C’è voluta una settimana e l’indignazione dei cittadini perchè il film d Pippo Mezzapesa “Il paese delle spose infelici”, tratto dal libro di Mario Desiati, arrivasse anche a Martina Franca, nel paese che, nel bene o nel male (dipende dalla coda di paglia) ha ispirato la storia dello scrittore concittadino, finalista allo Strega. Una settimana, tempo che dal cartellone fosse tolto il film “I soliti idioti”, campione di incassi.
Giulio Dilonardo, proprietario del cinema Verdi, che da domani fino a giovedì prossimo proietterà il film di Mezzapesa, ci dice che alla fine è riuscito a portarlo a Martina, ma non poteva prima di domani, per rispettare gli accordi con la distribuzione del film precedente e, anche, perchè in fondo “I soliti idioti” portano un bel po’ di incasso. Alla fine però c’è riuscito, “per Mario”, ma anche per la città, perchè “le polemiche mi hanno spinto a dare una risposta”, ci dice per telefono. Polemiche che, alla fine, hanno fatto molta pubblicità al film. Per la prima, infatti, si aspetta il pienone.
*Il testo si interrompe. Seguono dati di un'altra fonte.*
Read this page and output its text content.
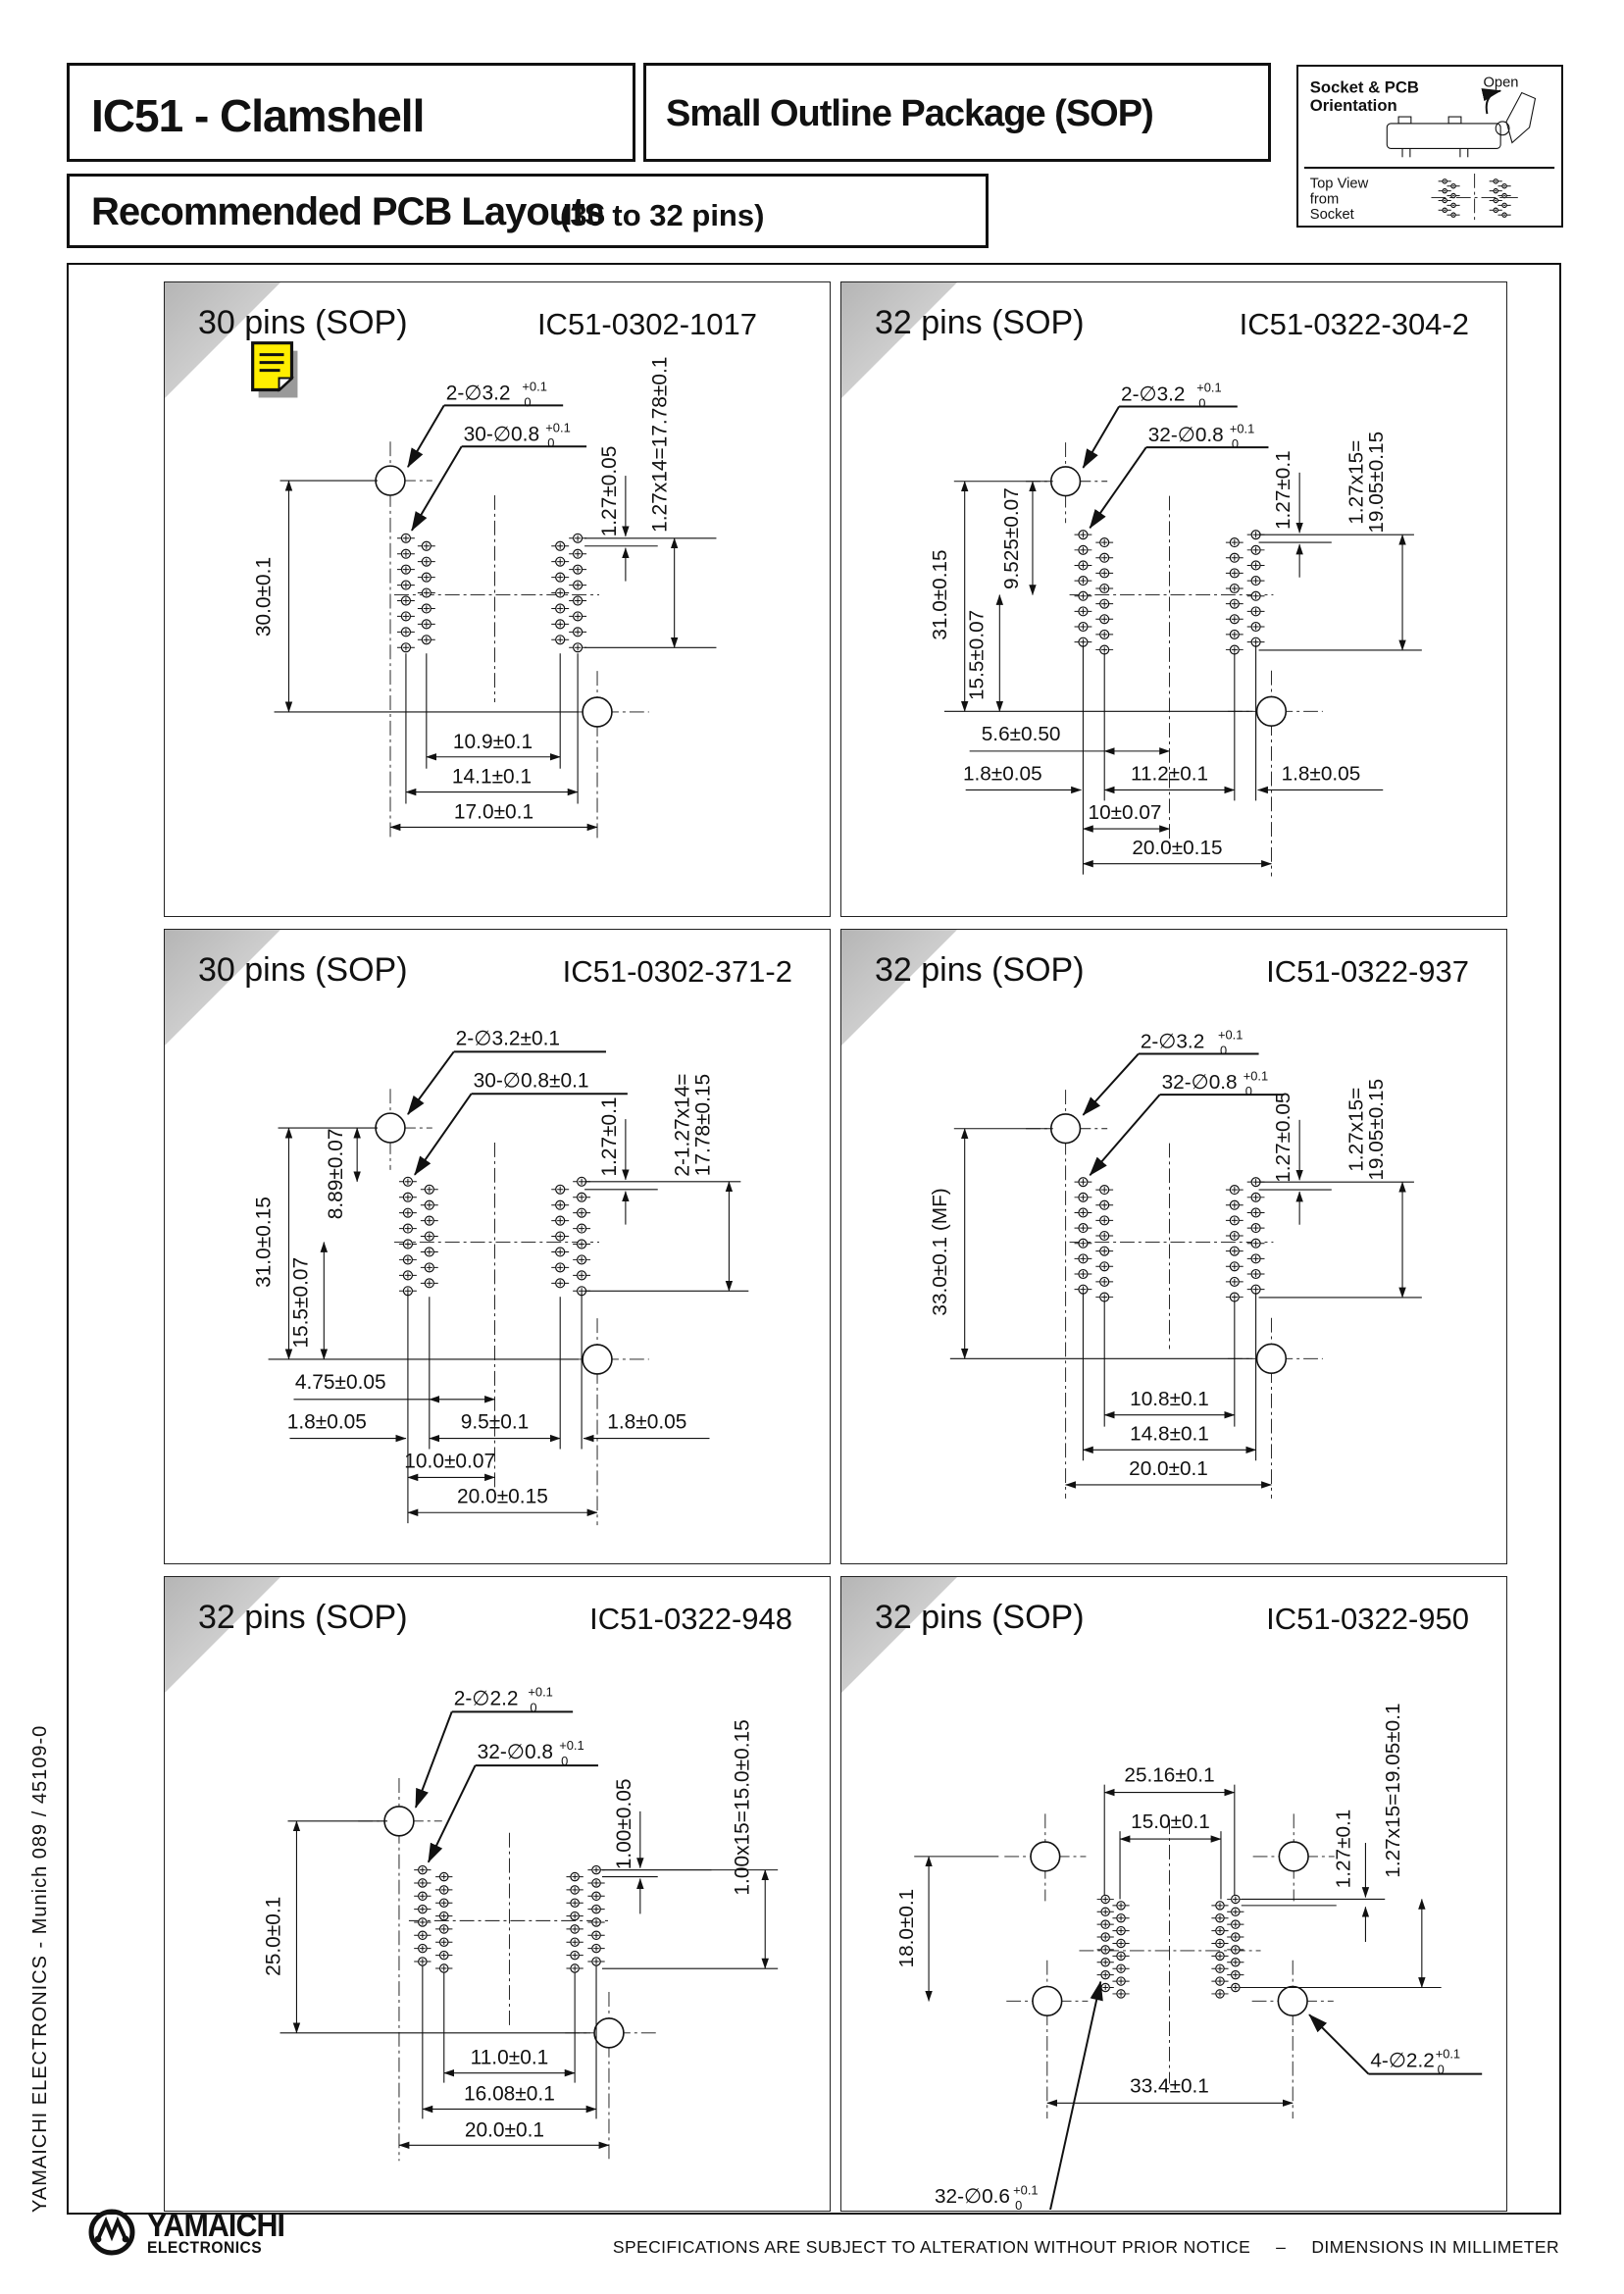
IC51 - Clamshell	Small Outline Package (SOP)
Socket & PCB
Orientation
Open
Top View
from
Socket
Recommended PCB Layouts
(30 to 32 pins)
30 pins (SOP)	IC51-0302-1017
2-∅3.2 +0.1
0
30-∅0.8 +0.1
0
30.0±0.1
1.27±0.05 1.27x14=17.78±0.1
10.9±0.1
14.1±0.1
17.0±0.1
32 pins (SOP)	IC51-0322-304-2
2-∅3.2 +0.1
0
32-∅0.8 +0.1
0
31.0±0.15
9.525±0.07
15.5±0.07
1.27±0.1 1.27x15=
19.05±0.15
5.6±0.50
1.8±0.05	11.2±0.1	1.8±0.05
10±0.07
20.0±0.15
30 pins (SOP)	IC51-0302-371-2
2-∅3.2±0.1
30-∅0.8±0.1
31.0±0.15
8.89±0.07
15.5±0.07
1.27±0.1 2-1.27x14=
17.78±0.15
4.75±0.05
1.8±0.05	9.5±0.1	1.8±0.05
10.0±0.07
20.0±0.15
32 pins (SOP)	IC51-0322-937
2-∅3.2 +0.1
0
32-∅0.8 +0.1
0
33.0±0.1 (MF)
1.27±0.05 1.27x15=
19.05±0.15
10.8±0.1
14.8±0.1
20.0±0.1
32 pins (SOP)	IC51-0322-948
2-∅2.2 +0.1
0
32-∅0.8 +0.1
0
25.0±0.1
1.00±0.05	1.00x15=15.0±0.15
11.0±0.1
16.08±0.1
20.0±0.1
32 pins (SOP)	IC51-0322-950
4-∅2.2 +0.1
0
32-∅0.6 +0.1
0
18.0±0.1
25.16±0.1
15.0±0.1	1.27±0.1 1.27x15=19.05±0.1
33.4±0.1
YAMAICHI ELECTRONICS - Munich 089 / 45109-0
YAMAICHI
ELECTRONICS	SPECIFICATIONS ARE SUBJECT TO ALTERATION WITHOUT PRIOR NOTICE – DIMENSIONS IN MILLIMETER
Ma Giulio Dilonardo non è nuovo alle storie che vedono il cinema al centro del dibattito locale. Era suo il cinema Bellini, abbattuto per la costruzione di appartamenti e di locali commerciali, che tanto fece discutere. Glielo ricordiamo, e lui risponde che “l’amministrazione comunale (Conserva, nda) non ha voluto acquistare l’immobile e il cinema era ormai chiuso da anni”. Logica da imprenditore, ma che comunque ha una certa legittimità, che viene fuori quando ci parla di poter fare soldi con la cultura, ovvero, che la cultura non deve essere sempre a perdere, ma può essere un volàno per l’economia. E decidere di proiettare il film una settimana dopo la sua uscita, quando tutti i reali interessati hanno già dato a Massafra, o a Taranto, in qualche maniera significa che davvero alla città ci tiene. Occuparsi del bene comune, e guadagnarci.
Una storia che potrebbe servire da esempio, almeno per due motivi: il primo è che se i cittadini si fanno sentire, possono ottenere dei risultati; il secondo è che esiste una strada alternativa all’economia che può portare crescita anche sociale e culturale. Anche perchè, infine, cosa ci è rimasto?